Created attachment 277405 [details] the patch Fixes the test expectations but also fixes what was probably a real bug: if AppleLanguage specifies a variant, then we might as well fall back to old behavior.
Comment on attachment 277405 [details] the patch r=me
Landed in http://trac.webkit.org/changeset/200105
Comment on attachment 277405 [details] the patch View in context: https://bugs.webkit.org/attachment.cgi?id=277405&action=review > Tools/TestWebKitAPI/Tests/mac/NavigatorLanguage.mm:77 > - @[@"ru", @"ru-ru"], // This does not match other browsers or CFNetwork's Accept-Language, which all use "ru". > + @[@"ru", @"ru-us"], // This does not match other browsers or CFNetwork's Accept-Language, which all use "ru". I still don't understand this patch.
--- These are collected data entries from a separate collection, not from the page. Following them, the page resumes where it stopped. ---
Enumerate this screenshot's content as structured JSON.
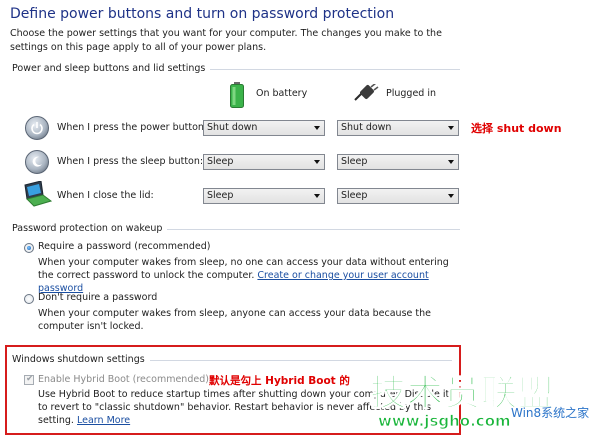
{
  "page": {
    "title": "Define power buttons and turn on password protection",
    "intro": "Choose the power settings that you want for your computer. The changes you make to the settings on this page apply to all of your power plans."
  },
  "buttons_section": {
    "header": "Power and sleep buttons and lid settings",
    "col_battery": "On battery",
    "col_plugged": "Plugged in",
    "rows": [
      {
        "label": "When I press the power button:",
        "battery": "Shut down",
        "plugged": "Shut down"
      },
      {
        "label": "When I press the sleep button:",
        "battery": "Sleep",
        "plugged": "Sleep"
      },
      {
        "label": "When I close the lid:",
        "battery": "Sleep",
        "plugged": "Sleep"
      }
    ]
  },
  "password_section": {
    "header": "Password protection on wakeup",
    "require_label": "Require a password (recommended)",
    "require_desc": "When your computer wakes from sleep, no one can access your data without entering the correct password to unlock the computer.",
    "require_link": "Create or change your user account password",
    "dont_label": "Don't require a password",
    "dont_desc": "When your computer wakes from sleep, anyone can access your data because the computer isn't locked."
  },
  "shutdown_section": {
    "header": "Windows shutdown settings",
    "hybrid_label": "Enable Hybrid Boot (recommended)",
    "hybrid_desc": "Use Hybrid Boot to reduce startup times after shutting down your computer. Disable it to revert to \"classic shutdown\" behavior. Restart behavior is never affected by this setting.",
    "hybrid_link": "Learn More"
  },
  "annotations": {
    "shutdown_note": "选择 shut down",
    "hybrid_note": "默认是勾上 Hybrid Boot 的"
  },
  "watermark": {
    "main": "技术员联盟",
    "url": "www.jsgho.com",
    "win": "Win8系统之家"
  },
  "colors": {
    "title": "#1e3287",
    "link": "#1a4ea1",
    "annotation": "#e00000",
    "watermark": "#19b53a"
  },
  "icons": [
    "battery-icon",
    "plug-icon",
    "power-button-icon",
    "sleep-button-icon",
    "laptop-lid-icon",
    "dropdown-arrow-icon"
  ]
}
This test change looks completely wrong, navigator.language should never return "ru-us". On my machine right here, the primary language is Russian, and the region is U.S. With these settings, navigator.language is ru-ru in shipping Safari. We shouldn't be changing that.
navigator.language - "Must return a valid BCP 47 language tag representing either a plausible language or the user’s most preferred language." This is why even the existing "ru-ru" is a bug, it should be just "ru". Regional settings don't go into navigator.language, that's why the new Intl API was necessary in the first place.